What do people do, then?


There is the solution the most elite clubs do. They hire many analysts, and have them work in concert. It’s financially intensive, hiring many people to do this sort of trained labor, and often they are in-house analysts on a retainer, but it works well. Other clubs without those finances often deal with work that is late, or by necessity worse than it could otherwise be.

But the best and most consistent work seems to be handled by AI. Machine learning techniques, where a program is iteratively trained on many examples until it can understand what is part of the pattern it is looking for and what isn’t, are a solid technique that is proving itself in many fields. From the obvious aspects of video game AIs to the very newsworthy self-driving cars, we see AI involved in more and more fields. AI has that secret sauce we’ve needed this whole time.


In sports analysis specifically, AI could help with all of the aspects we’ve mentioned. An AI directly connected to a camera set feed can analyze the game as it’s happening. It will spot events no matter how many of them are happening at once or where they are happening. It won’t get bored and miss things. It won’t lose focus if it runs for hours, though at the speeds AI can do analysis, it often doesn’t need to run for hours. It handles tagging and analysis quickly and efficiently.

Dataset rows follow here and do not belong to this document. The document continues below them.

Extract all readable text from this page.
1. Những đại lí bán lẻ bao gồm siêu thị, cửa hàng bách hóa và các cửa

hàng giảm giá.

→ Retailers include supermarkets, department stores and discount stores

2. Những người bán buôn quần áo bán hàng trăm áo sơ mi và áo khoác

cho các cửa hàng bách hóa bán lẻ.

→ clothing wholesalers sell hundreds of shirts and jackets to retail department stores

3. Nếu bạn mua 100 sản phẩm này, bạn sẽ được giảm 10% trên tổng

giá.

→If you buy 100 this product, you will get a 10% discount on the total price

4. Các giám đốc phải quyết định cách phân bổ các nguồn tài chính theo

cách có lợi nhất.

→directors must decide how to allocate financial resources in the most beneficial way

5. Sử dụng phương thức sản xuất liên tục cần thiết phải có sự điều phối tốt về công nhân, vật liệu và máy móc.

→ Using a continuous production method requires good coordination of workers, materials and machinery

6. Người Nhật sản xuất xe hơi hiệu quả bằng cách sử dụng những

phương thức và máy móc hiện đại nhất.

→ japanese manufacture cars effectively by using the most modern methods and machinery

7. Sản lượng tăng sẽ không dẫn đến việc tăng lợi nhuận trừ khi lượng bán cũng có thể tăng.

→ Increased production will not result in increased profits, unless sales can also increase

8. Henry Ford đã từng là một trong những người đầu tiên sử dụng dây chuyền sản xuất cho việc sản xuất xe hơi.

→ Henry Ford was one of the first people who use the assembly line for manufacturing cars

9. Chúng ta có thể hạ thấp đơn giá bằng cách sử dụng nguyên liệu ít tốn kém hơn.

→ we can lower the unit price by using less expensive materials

That is why Track160 relies on AI, trained by machine learning techniques, to do football video analysis. With only a single camera set, Track160’s software can follow a match on a stadium of any size and analyze it quickly and accurately and produce the sort of data that would take a team of analysts many hours to get. We strongly believe that AI is the future of data analytics, and we are excited to be a part of pushing it forward.